If you want to try CBD, ensure your hemp source is clean and regulated. If you’re using the Australian green market, you can check out the brand information online to ensure it’s high-quality.
Identifying hemp and marijuana plants
From a medical perspective, Both hemp and marijuana are grown for their flowers or buds, each offering unique effects and benefits. However, you’ll find that each cannabis species has a unique appearance due to plant genetics.
It’s important to note this process has been going on for centuries.

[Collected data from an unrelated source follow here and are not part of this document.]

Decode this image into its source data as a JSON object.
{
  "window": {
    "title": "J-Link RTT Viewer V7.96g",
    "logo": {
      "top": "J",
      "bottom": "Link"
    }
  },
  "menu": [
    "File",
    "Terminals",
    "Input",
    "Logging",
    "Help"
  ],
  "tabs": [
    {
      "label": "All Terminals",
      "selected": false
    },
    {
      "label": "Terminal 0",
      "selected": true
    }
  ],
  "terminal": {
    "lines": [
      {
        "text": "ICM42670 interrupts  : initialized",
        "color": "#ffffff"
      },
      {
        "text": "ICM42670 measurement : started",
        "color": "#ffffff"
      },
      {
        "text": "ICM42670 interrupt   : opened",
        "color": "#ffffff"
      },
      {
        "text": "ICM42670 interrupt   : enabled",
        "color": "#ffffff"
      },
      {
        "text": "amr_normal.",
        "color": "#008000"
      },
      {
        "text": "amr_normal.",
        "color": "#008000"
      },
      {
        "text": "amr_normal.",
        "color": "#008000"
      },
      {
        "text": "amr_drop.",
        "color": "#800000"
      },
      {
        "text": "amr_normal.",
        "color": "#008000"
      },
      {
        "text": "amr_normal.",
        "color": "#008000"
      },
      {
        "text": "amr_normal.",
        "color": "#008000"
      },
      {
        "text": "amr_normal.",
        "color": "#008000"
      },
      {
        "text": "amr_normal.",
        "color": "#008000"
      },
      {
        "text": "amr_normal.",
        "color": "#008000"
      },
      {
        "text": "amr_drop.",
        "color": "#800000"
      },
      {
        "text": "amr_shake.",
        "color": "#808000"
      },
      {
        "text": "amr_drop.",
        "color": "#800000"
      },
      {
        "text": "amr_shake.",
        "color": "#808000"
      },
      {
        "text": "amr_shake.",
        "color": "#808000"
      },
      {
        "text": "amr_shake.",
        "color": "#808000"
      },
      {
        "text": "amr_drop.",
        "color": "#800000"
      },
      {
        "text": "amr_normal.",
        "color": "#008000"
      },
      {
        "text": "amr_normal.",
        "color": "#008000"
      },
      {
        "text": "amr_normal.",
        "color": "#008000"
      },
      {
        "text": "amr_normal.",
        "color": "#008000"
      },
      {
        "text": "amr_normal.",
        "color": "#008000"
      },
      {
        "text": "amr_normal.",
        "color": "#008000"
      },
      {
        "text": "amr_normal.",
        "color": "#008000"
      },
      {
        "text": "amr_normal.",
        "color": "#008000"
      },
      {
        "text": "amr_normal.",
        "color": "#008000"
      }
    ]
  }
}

So if you find yourself with seeds and are unsure if it’s hemp or marijuana, it will be evident once it begins growing.
So let’s look at this hemp vs marijuana debate a little closer. What characteristics would identify whether a plant is hemp or marijuana?
That is if we define hemp as a plant low in THC and suitable for industrial or mass production. And if marijuana is a plant bred explicitly for its full-spectrum CBD or THC content.
A hemp plant:
- Can grow up to twenty feet
- Has tiny leaves and fewer branches
- Long stalks rich in fibre
- Very hardy, doesn’t require much care while growing
- Has low concentrations of THC
- Many uses, from commercial to medicinal purposes
A marijuana plant:
- Bigger leaves with a lot of branches
- A shorter, bushy scrub than hemp
- Quality flowers require much care while growing, such as regulating the humidity, lighting, and food.
- Can have high concentrations of THC but is not required
- Uses are limited to medicinal and recreational purposes.
So, Is Hemp Marijuana?
Is hemp marijuana? Why brand something a “hemp flower” if it came from a CBD-rich flowering shrub?
Part of it’s cultural.
People who want to try medical cannabis but are afraid of getting stoned may prefer a product that says it’s derived from hemp.
As well it helps distinguish centuries of selective breeding. Some plants are colloquially known as “hemp,” others are “cannabis” or “marijuana.”
The growing process is a sound reason for the difference between hemp and cannabis. Selective breeding has resulted in two very different plants of the same cannabis genus.
One of them grows tall, and we call it hemp. We refine its flowers and biomass into products. The other is a little scrub that produces flowers people like to smoke, vape, or bake into food.